American Tapestry
Portrait of a "Middling" Family, 1746-1934
American Tapestry mines family stories for an informative, down-to-earth trek through America’s past.
Pat Speth Sherman explores two centuries of American history through the eyes of her ancestors in her generational biography American Tapestry.
Speth Sherman’s family first arrived in America in 1746, when James Woodside left Ireland and settled in rural Pennsylvania. The family went on to prosper as productive middle-class citizens who participated in America’s political, military, and infrastructural development. Their lives are shared to reflect the progress and setbacks that the nation weathered thanks to the dedicated labor of ordinary individuals.

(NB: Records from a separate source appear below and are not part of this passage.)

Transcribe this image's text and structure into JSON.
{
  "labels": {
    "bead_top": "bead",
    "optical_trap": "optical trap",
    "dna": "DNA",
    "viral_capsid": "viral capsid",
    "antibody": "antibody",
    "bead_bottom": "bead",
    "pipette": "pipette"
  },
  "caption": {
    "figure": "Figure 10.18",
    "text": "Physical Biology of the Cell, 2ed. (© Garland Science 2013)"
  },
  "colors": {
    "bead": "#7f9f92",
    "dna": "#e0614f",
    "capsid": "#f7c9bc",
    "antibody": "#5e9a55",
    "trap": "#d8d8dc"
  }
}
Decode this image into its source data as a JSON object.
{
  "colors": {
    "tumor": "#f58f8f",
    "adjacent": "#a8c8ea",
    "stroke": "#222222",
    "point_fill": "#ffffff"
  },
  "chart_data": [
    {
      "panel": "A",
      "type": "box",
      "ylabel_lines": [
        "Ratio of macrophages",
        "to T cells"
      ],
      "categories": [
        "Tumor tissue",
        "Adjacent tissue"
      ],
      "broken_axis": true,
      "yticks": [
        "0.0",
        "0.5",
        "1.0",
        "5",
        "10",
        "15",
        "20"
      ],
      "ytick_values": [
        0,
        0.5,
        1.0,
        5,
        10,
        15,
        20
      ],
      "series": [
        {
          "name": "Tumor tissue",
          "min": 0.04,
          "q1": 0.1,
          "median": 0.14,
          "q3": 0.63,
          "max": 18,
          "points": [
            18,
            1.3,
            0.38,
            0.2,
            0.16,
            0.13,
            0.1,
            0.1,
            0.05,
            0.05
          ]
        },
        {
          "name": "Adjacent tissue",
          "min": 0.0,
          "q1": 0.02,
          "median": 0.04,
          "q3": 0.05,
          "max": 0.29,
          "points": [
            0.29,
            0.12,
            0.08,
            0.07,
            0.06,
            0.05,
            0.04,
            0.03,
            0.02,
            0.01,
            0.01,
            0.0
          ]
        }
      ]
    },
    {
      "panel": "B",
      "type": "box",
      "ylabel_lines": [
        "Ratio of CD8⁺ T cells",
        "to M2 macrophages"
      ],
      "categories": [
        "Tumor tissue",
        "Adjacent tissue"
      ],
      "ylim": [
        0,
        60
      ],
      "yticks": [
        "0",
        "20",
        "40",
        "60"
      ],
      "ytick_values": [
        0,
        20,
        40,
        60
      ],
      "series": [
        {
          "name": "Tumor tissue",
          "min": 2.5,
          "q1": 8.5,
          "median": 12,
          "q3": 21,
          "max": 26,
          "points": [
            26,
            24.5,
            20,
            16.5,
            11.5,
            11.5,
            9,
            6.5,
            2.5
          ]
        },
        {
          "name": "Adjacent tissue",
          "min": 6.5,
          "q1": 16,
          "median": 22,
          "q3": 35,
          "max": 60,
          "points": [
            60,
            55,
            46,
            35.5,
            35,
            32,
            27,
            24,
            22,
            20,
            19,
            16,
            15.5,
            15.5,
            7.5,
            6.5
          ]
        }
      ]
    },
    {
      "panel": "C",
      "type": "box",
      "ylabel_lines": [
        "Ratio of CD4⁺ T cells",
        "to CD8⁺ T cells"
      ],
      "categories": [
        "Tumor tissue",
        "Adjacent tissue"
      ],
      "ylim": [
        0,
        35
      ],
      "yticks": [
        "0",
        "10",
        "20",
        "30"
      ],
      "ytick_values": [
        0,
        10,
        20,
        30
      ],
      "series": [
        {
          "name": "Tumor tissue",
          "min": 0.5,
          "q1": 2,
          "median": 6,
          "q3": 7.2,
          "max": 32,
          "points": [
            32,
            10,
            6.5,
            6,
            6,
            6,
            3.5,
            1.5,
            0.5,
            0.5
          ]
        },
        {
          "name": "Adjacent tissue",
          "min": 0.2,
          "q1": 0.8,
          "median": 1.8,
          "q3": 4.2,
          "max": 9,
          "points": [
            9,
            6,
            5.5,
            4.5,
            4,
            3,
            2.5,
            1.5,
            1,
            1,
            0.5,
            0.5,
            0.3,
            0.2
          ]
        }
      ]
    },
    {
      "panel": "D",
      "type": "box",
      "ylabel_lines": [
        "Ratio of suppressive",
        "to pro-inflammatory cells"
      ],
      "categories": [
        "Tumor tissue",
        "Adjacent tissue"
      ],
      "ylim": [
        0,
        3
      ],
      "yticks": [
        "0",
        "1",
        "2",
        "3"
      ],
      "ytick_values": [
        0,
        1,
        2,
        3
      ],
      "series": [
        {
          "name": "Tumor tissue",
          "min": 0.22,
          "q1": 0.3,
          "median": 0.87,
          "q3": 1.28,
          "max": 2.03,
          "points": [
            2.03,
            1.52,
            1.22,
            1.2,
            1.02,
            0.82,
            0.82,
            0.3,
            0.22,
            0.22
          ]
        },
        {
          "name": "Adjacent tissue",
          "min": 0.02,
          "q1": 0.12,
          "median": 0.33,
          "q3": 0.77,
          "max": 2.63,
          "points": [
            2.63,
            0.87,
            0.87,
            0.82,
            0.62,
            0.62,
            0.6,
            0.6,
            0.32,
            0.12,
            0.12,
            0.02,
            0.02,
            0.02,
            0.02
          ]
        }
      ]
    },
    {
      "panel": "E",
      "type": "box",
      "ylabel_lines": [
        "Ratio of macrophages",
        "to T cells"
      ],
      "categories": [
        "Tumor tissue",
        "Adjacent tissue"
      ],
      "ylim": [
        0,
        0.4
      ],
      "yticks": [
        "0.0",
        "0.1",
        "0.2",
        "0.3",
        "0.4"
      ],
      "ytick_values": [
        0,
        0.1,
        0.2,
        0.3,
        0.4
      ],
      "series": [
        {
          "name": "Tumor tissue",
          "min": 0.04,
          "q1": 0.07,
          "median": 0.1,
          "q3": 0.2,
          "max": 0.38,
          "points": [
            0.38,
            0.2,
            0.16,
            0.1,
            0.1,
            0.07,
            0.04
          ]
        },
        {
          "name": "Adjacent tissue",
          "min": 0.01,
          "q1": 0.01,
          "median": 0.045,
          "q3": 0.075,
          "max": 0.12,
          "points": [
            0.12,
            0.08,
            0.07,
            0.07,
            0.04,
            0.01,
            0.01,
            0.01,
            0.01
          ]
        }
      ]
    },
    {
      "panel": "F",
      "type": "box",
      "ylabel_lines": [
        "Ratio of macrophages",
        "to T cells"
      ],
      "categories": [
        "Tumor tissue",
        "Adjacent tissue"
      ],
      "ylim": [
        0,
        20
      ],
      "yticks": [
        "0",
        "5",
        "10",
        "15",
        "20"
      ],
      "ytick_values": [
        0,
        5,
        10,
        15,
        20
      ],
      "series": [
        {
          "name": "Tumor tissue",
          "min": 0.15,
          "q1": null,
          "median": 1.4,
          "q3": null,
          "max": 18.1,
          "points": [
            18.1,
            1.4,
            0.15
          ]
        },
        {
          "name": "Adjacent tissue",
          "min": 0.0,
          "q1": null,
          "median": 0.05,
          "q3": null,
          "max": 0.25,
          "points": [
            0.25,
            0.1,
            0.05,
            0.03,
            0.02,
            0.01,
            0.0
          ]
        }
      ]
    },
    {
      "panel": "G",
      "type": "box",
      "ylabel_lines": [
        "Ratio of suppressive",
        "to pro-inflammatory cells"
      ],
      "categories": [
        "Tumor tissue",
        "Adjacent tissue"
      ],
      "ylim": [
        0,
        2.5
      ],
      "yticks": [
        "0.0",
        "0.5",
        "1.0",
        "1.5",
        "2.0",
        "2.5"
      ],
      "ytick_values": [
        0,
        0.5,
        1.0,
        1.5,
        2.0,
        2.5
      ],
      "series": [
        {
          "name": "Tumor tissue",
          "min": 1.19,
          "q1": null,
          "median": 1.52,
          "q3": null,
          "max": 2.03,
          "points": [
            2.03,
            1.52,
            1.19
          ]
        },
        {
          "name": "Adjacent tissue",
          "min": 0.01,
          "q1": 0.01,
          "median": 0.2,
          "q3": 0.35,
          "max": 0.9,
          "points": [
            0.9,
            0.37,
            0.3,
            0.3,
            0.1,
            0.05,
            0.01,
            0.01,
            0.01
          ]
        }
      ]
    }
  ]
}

Speth Sherman tracks her ancestors’ involvement in numerous historical events, from the American Revolution to the Industrial Revolution. This approach—following one family over the course of centuries—is engaging, used to discuss and analyze history well. The fact that each person in her story is more or less average, living in average circumstances, results in an intriguing demonstration of how the consequences of major events, such as the Tammany Hall corruption scandal, manifested in places far removed from their scenes of action.

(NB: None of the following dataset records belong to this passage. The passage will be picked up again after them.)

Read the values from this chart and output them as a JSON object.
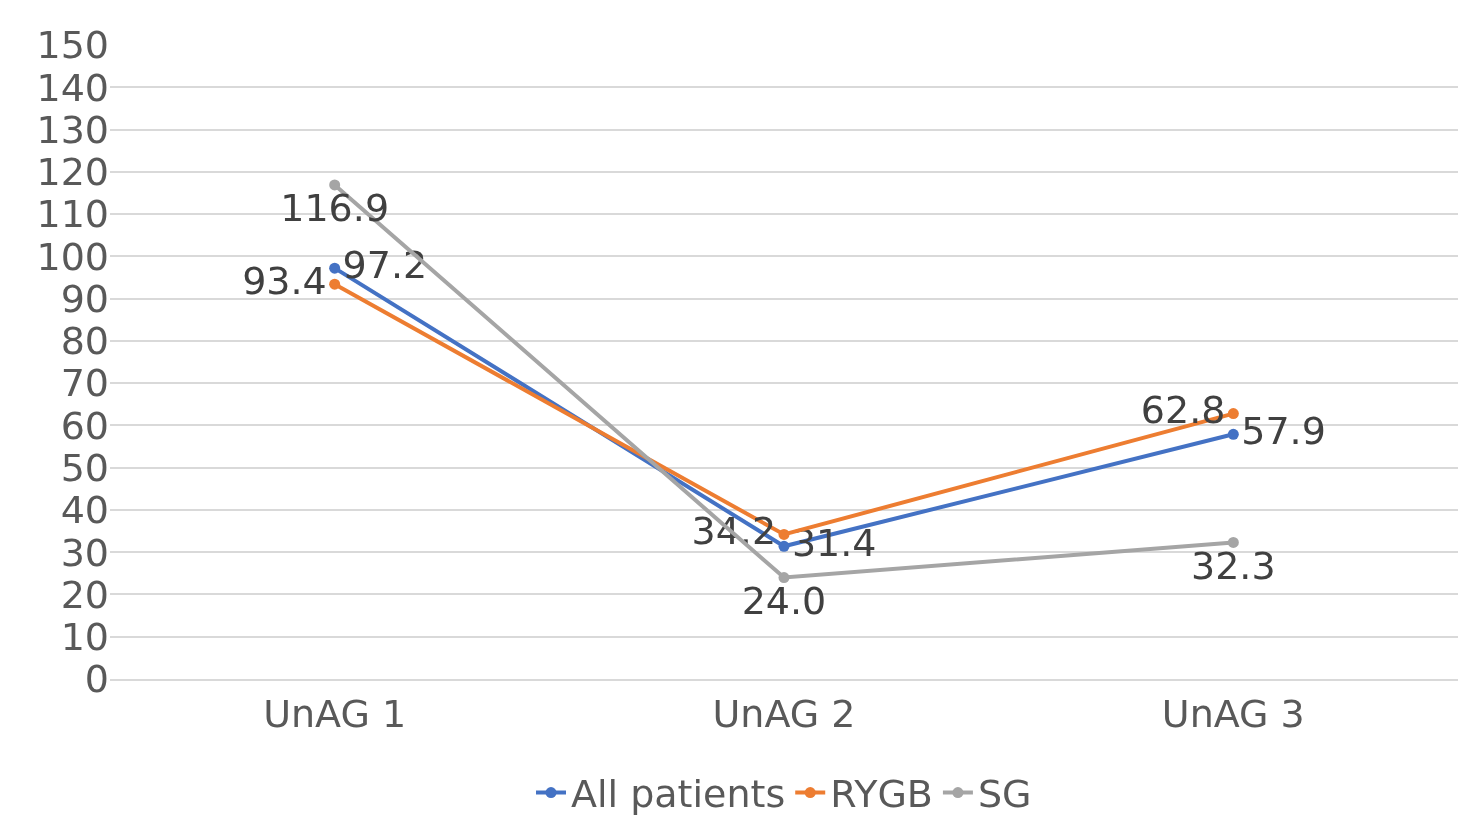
{
  "chart_data": {
    "type": "line",
    "categories": [
      "UnAG 1",
      "UnAG 2",
      "UnAG 3"
    ],
    "series": [
      {
        "name": "All patients",
        "color": "#4472c4",
        "values": [
          97.2,
          31.4,
          57.9
        ],
        "value_labels": [
          "97.2",
          "31.4",
          "57.9"
        ]
      },
      {
        "name": "RYGB",
        "color": "#ed7d31",
        "values": [
          93.4,
          34.2,
          62.8
        ],
        "value_labels": [
          "93.4",
          "34.2",
          "62.8"
        ]
      },
      {
        "name": "SG",
        "color": "#a5a5a5",
        "values": [
          116.9,
          24.0,
          32.3
        ],
        "value_labels": [
          "116.9",
          "24.0",
          "32.3"
        ]
      }
    ],
    "ylim": [
      0,
      150
    ],
    "yticks": [
      0,
      10,
      20,
      30,
      40,
      50,
      60,
      70,
      80,
      90,
      100,
      110,
      120,
      130,
      140,
      150
    ],
    "grid": "y",
    "legend": "bottom",
    "marker": "circle",
    "line_style": "solid"
  }
}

Other relatives made much more of an impact on history—though not all such impacts were positive. Simon Sallade and George McEliece were both politicians whose careers demonstrate that American politics and reporting have not changed much over two hundred years. But Speth Sherman faces her ancestors’ flaws head on, devoting special attention to how their successes often meant defeat and despair for the Indigenous people they displaced. She also wrestles with the legacy of her great-grandfather, a superintendent at a coal mine, who was hailed in his own time as a righteous man, despite his exploitation of children for labor and some other unsavory allegations.
An impressive amount of independent research is evident in the text and its appendices, which include transcripts of contemporary materials. Through these accounts, as well as through family stories, Speth Sherman reconstructs the lives of John Woodside and his descendants in a thorough manner. When direct information is not available, general sources are tapped to make reasonable guesses about what an individual’s life may have been like. This is most useful when it comes to reconstructing the lives of the book’s women, of whom are left almost no traces in the historical records.
While the lack of an epilogue or concluding chapter results in an abrupt ending, the book nonetheless covers a wide range of territory and time periods, and its singular approach, through the perspectives of everymen, results in interesting portraits—of state and county politicians; of soldiers who slogged and suffered through grunt work. The result is an informative, down-to-earth trek through America’s past.
The fascinating family biography American Tapestry collects an in-depth series of historical accounts together to trace the early history of the Eastern and Central United States.